Entrepreneurs focus on running a successful business. Driving the company to profitability is an all-consuming endeavor, and may lead some owners to neglect their personal financial stability in the process. Starting a business is a risk, but in an ideal scenario, you don’t want to risk your family’s future.
To safeguard your own financial health while building your business, take stock of your personal situation. With the right checks and balances, you can ensure you have a safety net. Planning and prudent spending in your professional and personal lives will give you some measure of security while sales ebb and flow.
1. Separate Personal and Business Finances
As an entrepreneur, you will invest your own money and time into the business. But to have a concrete grasp on the financial health of all aspects of your life, it’s vital to keep a separate accounting. Depending on the legal structure of your business, you may or may not have legal liability for business losses.
Having a personal and a business balance sheet, and separate bank accounts for each, is better for tax purposes. It also allows you to have a clear idea of your cash flow and how much you can afford to spend, at home and in the shop.

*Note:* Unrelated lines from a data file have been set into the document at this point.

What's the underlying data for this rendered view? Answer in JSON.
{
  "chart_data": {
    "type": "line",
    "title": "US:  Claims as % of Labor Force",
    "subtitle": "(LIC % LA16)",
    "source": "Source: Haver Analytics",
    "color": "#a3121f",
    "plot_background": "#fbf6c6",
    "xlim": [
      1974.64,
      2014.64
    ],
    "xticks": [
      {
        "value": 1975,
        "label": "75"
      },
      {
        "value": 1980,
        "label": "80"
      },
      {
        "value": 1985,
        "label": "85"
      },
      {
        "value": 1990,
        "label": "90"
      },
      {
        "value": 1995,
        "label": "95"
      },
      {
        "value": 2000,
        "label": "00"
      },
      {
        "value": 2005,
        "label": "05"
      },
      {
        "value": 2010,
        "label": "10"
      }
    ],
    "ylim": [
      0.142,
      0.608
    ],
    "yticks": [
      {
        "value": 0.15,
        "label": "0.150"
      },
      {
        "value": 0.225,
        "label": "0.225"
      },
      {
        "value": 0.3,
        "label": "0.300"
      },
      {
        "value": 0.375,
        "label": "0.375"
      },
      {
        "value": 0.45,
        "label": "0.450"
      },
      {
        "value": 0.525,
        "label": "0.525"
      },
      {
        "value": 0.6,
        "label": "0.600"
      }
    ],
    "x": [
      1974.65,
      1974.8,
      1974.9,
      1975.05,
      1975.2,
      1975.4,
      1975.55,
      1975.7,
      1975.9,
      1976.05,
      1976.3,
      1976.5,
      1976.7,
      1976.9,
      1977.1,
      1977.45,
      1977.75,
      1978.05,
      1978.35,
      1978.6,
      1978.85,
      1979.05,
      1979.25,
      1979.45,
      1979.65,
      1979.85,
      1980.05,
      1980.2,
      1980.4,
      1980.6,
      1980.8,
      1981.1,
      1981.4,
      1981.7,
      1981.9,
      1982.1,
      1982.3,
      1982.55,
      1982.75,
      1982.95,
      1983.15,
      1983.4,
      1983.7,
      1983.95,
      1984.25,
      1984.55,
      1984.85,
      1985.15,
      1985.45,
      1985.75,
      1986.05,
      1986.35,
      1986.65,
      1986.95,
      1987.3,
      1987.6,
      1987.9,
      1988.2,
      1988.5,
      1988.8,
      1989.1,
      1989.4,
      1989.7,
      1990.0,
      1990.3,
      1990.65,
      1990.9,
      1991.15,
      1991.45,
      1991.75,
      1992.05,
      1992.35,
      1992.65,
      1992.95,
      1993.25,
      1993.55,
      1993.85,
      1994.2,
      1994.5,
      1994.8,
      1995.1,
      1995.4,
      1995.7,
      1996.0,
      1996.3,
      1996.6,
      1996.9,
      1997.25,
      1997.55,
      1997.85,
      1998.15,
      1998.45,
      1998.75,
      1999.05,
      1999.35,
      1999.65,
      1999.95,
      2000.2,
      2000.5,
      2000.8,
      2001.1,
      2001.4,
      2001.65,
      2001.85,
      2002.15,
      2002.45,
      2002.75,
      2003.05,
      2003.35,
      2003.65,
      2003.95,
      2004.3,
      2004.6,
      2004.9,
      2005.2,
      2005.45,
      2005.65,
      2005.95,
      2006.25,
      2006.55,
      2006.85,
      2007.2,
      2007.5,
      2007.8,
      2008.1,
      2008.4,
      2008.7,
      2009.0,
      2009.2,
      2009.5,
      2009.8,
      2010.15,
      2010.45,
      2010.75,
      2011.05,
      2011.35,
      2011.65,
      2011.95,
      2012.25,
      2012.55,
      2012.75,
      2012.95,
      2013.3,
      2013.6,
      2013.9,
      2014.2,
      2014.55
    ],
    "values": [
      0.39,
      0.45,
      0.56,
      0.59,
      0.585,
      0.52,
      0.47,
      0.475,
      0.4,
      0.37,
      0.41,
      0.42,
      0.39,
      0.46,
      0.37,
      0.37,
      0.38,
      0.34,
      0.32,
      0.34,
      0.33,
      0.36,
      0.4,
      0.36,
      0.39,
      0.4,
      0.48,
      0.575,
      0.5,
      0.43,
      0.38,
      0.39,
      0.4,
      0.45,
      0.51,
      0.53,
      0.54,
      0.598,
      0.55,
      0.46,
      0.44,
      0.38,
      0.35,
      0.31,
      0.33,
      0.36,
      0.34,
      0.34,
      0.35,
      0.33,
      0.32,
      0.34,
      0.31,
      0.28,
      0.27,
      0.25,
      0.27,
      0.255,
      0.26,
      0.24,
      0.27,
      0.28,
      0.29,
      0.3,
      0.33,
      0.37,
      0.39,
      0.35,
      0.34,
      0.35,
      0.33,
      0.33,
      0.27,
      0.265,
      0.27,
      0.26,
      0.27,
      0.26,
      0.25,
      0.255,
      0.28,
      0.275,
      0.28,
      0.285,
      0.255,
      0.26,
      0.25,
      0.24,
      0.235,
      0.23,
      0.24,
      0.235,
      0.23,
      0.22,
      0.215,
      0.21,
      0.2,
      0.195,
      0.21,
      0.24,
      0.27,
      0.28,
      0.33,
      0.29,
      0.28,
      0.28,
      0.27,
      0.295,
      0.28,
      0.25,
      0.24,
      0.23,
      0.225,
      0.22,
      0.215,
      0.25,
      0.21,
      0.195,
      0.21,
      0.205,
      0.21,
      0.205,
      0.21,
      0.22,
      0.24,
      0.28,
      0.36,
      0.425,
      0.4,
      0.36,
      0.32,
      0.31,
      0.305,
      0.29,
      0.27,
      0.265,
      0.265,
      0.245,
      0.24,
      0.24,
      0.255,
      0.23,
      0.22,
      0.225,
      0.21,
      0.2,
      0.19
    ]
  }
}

2. Determine Your Living Expenses
As an employee, you probably budgeted your living expenses based on your monthly income. Now that you are self-employed, your income — if you draw one at all — depends on the health of your business. Make an accurate list of your personal living expenses, so you know how much you have to earn to stay afloat.
Ideally, you’ll find areas where you can cut back. That way, you should have fewer back-of-your-mind worries about the high cost of living while you are building up your business.
3. Pay Yourself What You Need
If the business is self-sustaining, you should be able to draw a reasonable salary. There’s an entrepreneurial myth about putting everything you have into your business, but if you go into personal debt to do that, it may not be the best idea. If your enterprise can afford to pay you a normalized salary, take the money and use it wisely.
4. Be Sensible With Start-Up Costs
Whether you own an auto service shop, a construction company or another blue-collar business, equipment is expensive. If you are just getting on your feet, take some time to review your costs. Separate the “must-haves” from the “nice-to-haves,” and put the latter on a “future purchase” list. Being conservative in the early days can ensure your business is sustainable for the long term, and your own finances remain stable.
5. Get Professional Advice
Financial health is a very personal issue. Your individual circumstances will play a huge role in the choices that you make. By speaking with a financial advisor who understands small business, you can get a better grasp on your personal risks and opportunities. The fee you pay to see an advisor may be a wise investment if it keeps you on track financially.
Entrepreneurship is risky by nature, but it is difficult to come back from financial challenges. By remaining cautious but optimistic, you can make your small business a viable source of income for years to come.